According to the developer, any lag seen in the video is solely due to the recording process. The forest scene runs at a steady 60 FPS (or around 170 FPS uncapped) on their RTX 3080. It’s not just a tech demo: ToniMacaroniy is working on a game.
For terrain rendering, ToniMacaroniy uses the Terrain3D plug-in. The sky is rendered with Volumetric Clouds. Everything else is custom-made. The height map, color map, and grass density map (used to mask out steep hills) were generated in Houdini. The developer also used Houdini to generate points for mid-sized objects like trees and rocks, based on terrain curvature and slope. Currently, no advanced biome or ecological algorithms are used, so the points could be generated directly within Godot as well.

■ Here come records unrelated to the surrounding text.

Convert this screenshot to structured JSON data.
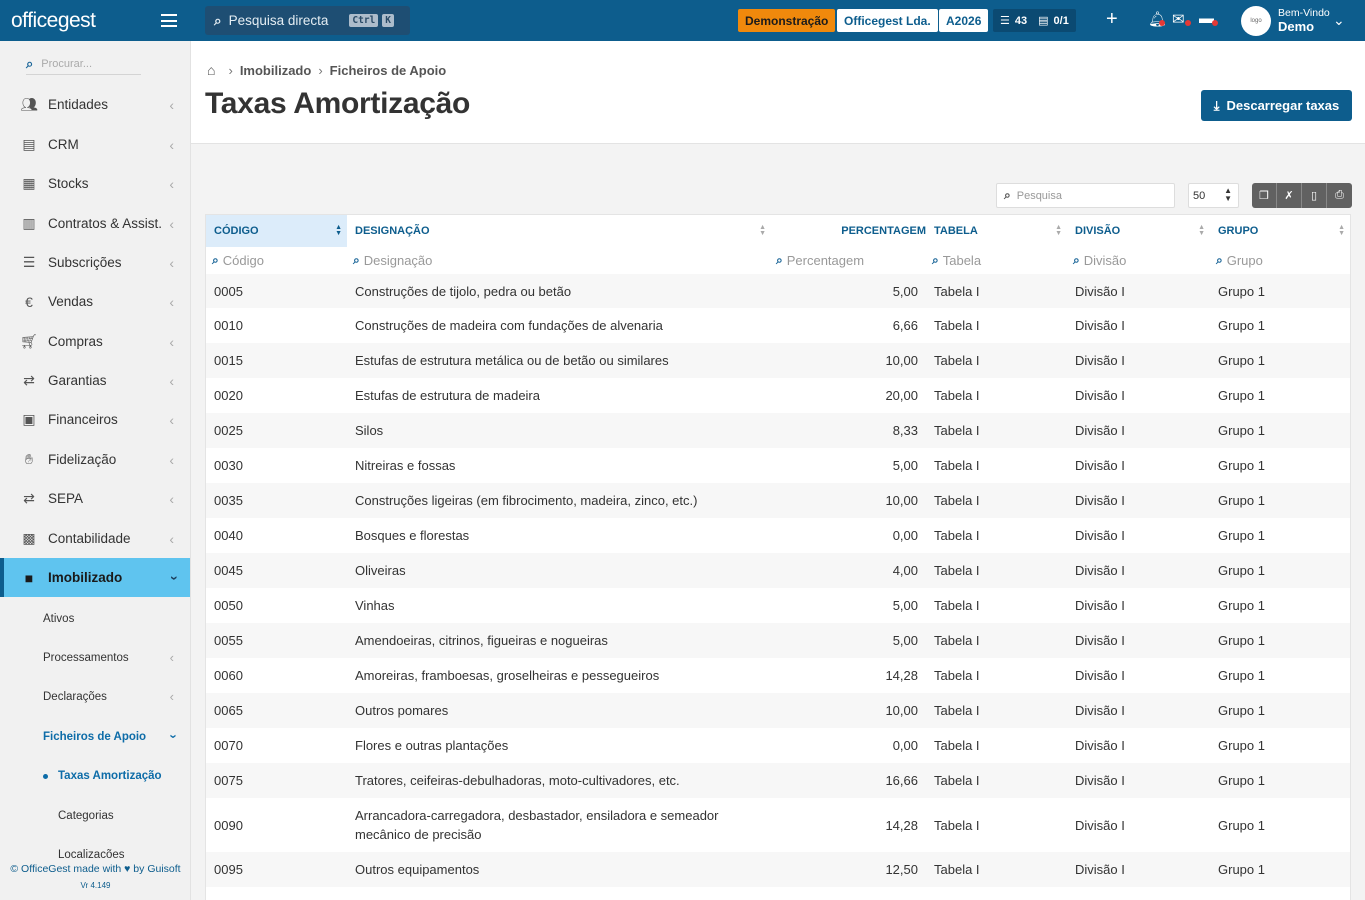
{
  "topbar": {
    "logo_prefix": "office",
    "logo_suffix": "gest",
    "search_placeholder": "Pesquisa directa",
    "shortcut_key1": "Ctrl",
    "shortcut_key2": "K",
    "demo_badge": "Demonstração",
    "company_badge": "Officegest Lda.",
    "year_badge": "A2026",
    "tasks_count": "43",
    "folders_count": "0/1",
    "welcome_label": "Bem-Vindo",
    "user_name": "Demo"
  },
  "sidebar": {
    "search_placeholder": "Procurar...",
    "items": [
      {
        "label": "Entidades",
        "icon": "users-icon"
      },
      {
        "label": "CRM",
        "icon": "book-icon"
      },
      {
        "label": "Stocks",
        "icon": "warehouse-icon"
      },
      {
        "label": "Contratos & Assist.",
        "icon": "file-contract-icon"
      },
      {
        "label": "Subscrições",
        "icon": "list-icon"
      },
      {
        "label": "Vendas",
        "icon": "euro-icon"
      },
      {
        "label": "Compras",
        "icon": "cart-icon"
      },
      {
        "label": "Garantias",
        "icon": "exchange-icon"
      },
      {
        "label": "Financeiros",
        "icon": "money-icon"
      },
      {
        "label": "Fidelização",
        "icon": "hand-icon"
      },
      {
        "label": "SEPA",
        "icon": "exchange-icon"
      },
      {
        "label": "Contabilidade",
        "icon": "calculator-icon"
      },
      {
        "label": "Imobilizado",
        "icon": "boxes-icon"
      }
    ],
    "subitems": [
      "Ativos",
      "Processamentos",
      "Declarações",
      "Ficheiros de Apoio"
    ],
    "subsubitems": [
      "Taxas Amortização",
      "Categorias",
      "Localizações"
    ],
    "footer_text": "© OfficeGest made with ♥ by Guisoft",
    "version": "Vr 4.149"
  },
  "page": {
    "breadcrumb": [
      "Imobilizado",
      "Ficheiros de Apoio"
    ],
    "title": "Taxas Amortização",
    "download_button": "Descarregar taxas"
  },
  "tools": {
    "search_placeholder": "Pesquisa",
    "page_size": "50"
  },
  "table": {
    "headers": {
      "code": "CÓDIGO",
      "desig": "DESIGNAÇÃO",
      "perc": "PERCENTAGEM",
      "tab": "TABELA",
      "div": "DIVISÃO",
      "grp": "GRUPO"
    },
    "filters": {
      "code": "Código",
      "desig": "Designação",
      "perc": "Percentagem",
      "tab": "Tabela",
      "div": "Divisão",
      "grp": "Grupo"
    },
    "rows": [
      {
        "code": "0005",
        "desig": "Construções de tijolo, pedra ou betão",
        "perc": "5,00",
        "tab": "Tabela I",
        "div": "Divisão I",
        "grp": "Grupo 1"
      },
      {
        "code": "0010",
        "desig": "Construções de madeira com fundações de alvenaria",
        "perc": "6,66",
        "tab": "Tabela I",
        "div": "Divisão I",
        "grp": "Grupo 1"
      },
      {
        "code": "0015",
        "desig": "Estufas de estrutura metálica ou de betão ou similares",
        "perc": "10,00",
        "tab": "Tabela I",
        "div": "Divisão I",
        "grp": "Grupo 1"
      },
      {
        "code": "0020",
        "desig": "Estufas de estrutura de madeira",
        "perc": "20,00",
        "tab": "Tabela I",
        "div": "Divisão I",
        "grp": "Grupo 1"
      },
      {
        "code": "0025",
        "desig": "Silos",
        "perc": "8,33",
        "tab": "Tabela I",
        "div": "Divisão I",
        "grp": "Grupo 1"
      },
      {
        "code": "0030",
        "desig": "Nitreiras e fossas",
        "perc": "5,00",
        "tab": "Tabela I",
        "div": "Divisão I",
        "grp": "Grupo 1"
      },
      {
        "code": "0035",
        "desig": "Construções ligeiras (em fibrocimento, madeira, zinco, etc.)",
        "perc": "10,00",
        "tab": "Tabela I",
        "div": "Divisão I",
        "grp": "Grupo 1"
      },
      {
        "code": "0040",
        "desig": "Bosques e florestas",
        "perc": "0,00",
        "tab": "Tabela I",
        "div": "Divisão I",
        "grp": "Grupo 1"
      },
      {
        "code": "0045",
        "desig": "Oliveiras",
        "perc": "4,00",
        "tab": "Tabela I",
        "div": "Divisão I",
        "grp": "Grupo 1"
      },
      {
        "code": "0050",
        "desig": "Vinhas",
        "perc": "5,00",
        "tab": "Tabela I",
        "div": "Divisão I",
        "grp": "Grupo 1"
      },
      {
        "code": "0055",
        "desig": "Amendoeiras, citrinos, figueiras e nogueiras",
        "perc": "5,00",
        "tab": "Tabela I",
        "div": "Divisão I",
        "grp": "Grupo 1"
      },
      {
        "code": "0060",
        "desig": "Amoreiras, framboesas, groselheiras e pessegueiros",
        "perc": "14,28",
        "tab": "Tabela I",
        "div": "Divisão I",
        "grp": "Grupo 1"
      },
      {
        "code": "0065",
        "desig": "Outros pomares",
        "perc": "10,00",
        "tab": "Tabela I",
        "div": "Divisão I",
        "grp": "Grupo 1"
      },
      {
        "code": "0070",
        "desig": "Flores e outras plantações",
        "perc": "0,00",
        "tab": "Tabela I",
        "div": "Divisão I",
        "grp": "Grupo 1"
      },
      {
        "code": "0075",
        "desig": "Tratores, ceifeiras-debulhadoras, moto-cultivadores, etc.",
        "perc": "16,66",
        "tab": "Tabela I",
        "div": "Divisão I",
        "grp": "Grupo 1"
      },
      {
        "code": "0090",
        "desig": "Arrancadora-carregadora, desbastador, ensiladora e semeador mecânico de precisão",
        "perc": "14,28",
        "tab": "Tabela I",
        "div": "Divisão I",
        "grp": "Grupo 1"
      },
      {
        "code": "0095",
        "desig": "Outros equipamentos",
        "perc": "12,50",
        "tab": "Tabela I",
        "div": "Divisão I",
        "grp": "Grupo 1"
      }
    ]
  },
  "colors": {
    "brand": "#0d5d8d",
    "active_menu": "#5fc4ef",
    "demo_badge": "#f0890c"
  }
}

The generated points are saved in a simple binary format, which a Godot script then reads. At each point, the script instantiates a random object from a relevant category using the rendering server. At this stage, all LODs and billboards are spawned simultaneously, with visibility controlled via geometry visibility ranges. If needed, the system may later transition to a grid-based approach.
Grass rendering is handled entirely using a set of GPU particles. This method is difficult to manage, and ToniMacaroniy is considering creating a custom system. This would allow easier integration of grass variants and better resource reuse, such as shared maps, for optimization.